Though the disbelieving Chinese found elimination hard to take, coach Zhang Chonglai chose to take a positive view, lauding his young players for their efforts in Azerbaijan and predicting a bright future for them.
“We’ve got some excellent players in the side and they’ve shown here that they have an awful lot of potential and can go on and have great careers,” said Zhang Chonglai. “Lu Yueyun, Miao Siwen and Tang Jiali are extremely good. They’ve got great technique and a lot of ability. I’m sure they’ll go far and be big stars in the future.”
The Steel Roses, who were making their debut appearance in the competition, underlined that promise in sweeping to a 4-0 defeat of the Uruguayans in their first match, a result that suggested they were every bit as powerful as their Asian neighbours, who have dominated women’s youth football in recent years.
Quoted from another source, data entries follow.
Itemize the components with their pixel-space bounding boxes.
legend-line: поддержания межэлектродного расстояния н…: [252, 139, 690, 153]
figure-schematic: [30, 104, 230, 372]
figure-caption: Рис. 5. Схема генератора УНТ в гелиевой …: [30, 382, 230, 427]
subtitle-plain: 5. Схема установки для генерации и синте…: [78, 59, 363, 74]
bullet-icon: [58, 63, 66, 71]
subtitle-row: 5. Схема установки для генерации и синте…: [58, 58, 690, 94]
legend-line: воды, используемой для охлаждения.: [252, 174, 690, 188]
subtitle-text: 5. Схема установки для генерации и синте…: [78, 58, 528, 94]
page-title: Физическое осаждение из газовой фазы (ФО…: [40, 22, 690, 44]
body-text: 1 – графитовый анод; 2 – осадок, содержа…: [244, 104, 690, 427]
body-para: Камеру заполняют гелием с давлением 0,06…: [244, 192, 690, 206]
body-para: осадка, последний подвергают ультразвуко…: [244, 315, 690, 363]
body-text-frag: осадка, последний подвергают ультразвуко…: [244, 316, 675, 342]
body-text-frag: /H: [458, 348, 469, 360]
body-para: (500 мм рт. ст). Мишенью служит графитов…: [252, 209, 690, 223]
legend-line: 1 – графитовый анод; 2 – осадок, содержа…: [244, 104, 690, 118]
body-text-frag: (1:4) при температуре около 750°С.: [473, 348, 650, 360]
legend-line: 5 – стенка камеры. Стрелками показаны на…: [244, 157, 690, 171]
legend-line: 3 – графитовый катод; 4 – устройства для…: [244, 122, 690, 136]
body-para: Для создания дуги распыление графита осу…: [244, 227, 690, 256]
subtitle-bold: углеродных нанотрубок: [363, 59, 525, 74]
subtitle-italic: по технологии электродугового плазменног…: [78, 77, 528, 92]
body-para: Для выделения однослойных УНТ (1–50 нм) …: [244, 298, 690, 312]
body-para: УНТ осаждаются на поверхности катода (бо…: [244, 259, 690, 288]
The Chinese impressed again when they took on group favourites Germany and would have made it two wins out of two had they not conceded a last-gasp equaliser. China PR remained top of the section, however, and needed only a point from Sunday’s vital match against Ghana to book a place in the last eight, an objective that looked well within their reach.
Sadly for the Asians, they were unable to cope with Ghana’s combative midfield and speedy counter-attacks, spearheaded by the ever-dangerous Jane Ayieyam, who scored both goals in the Africans’ 2-0 win, a result that sent the Chinese tumbling out of the competition.
“Ghana’s first goal came after a mistake by our defenders,” lamented Zhang. “We suffered a problem that afflicts all Chinese teams. We were in a very comfortable situation in the group and yet we weren’t able to push on and get past the first round.”
Despite failing in their bid to announce themselves as the new powerhouse of Asian football, the Chinese are nevertheless entitled to look back on Azerbaijan 2012 with some satisfaction. And as their skipper Jiang Tingting pointed out, there is plenty more to come from this generation: “Chinese football is still very much in its infancy.”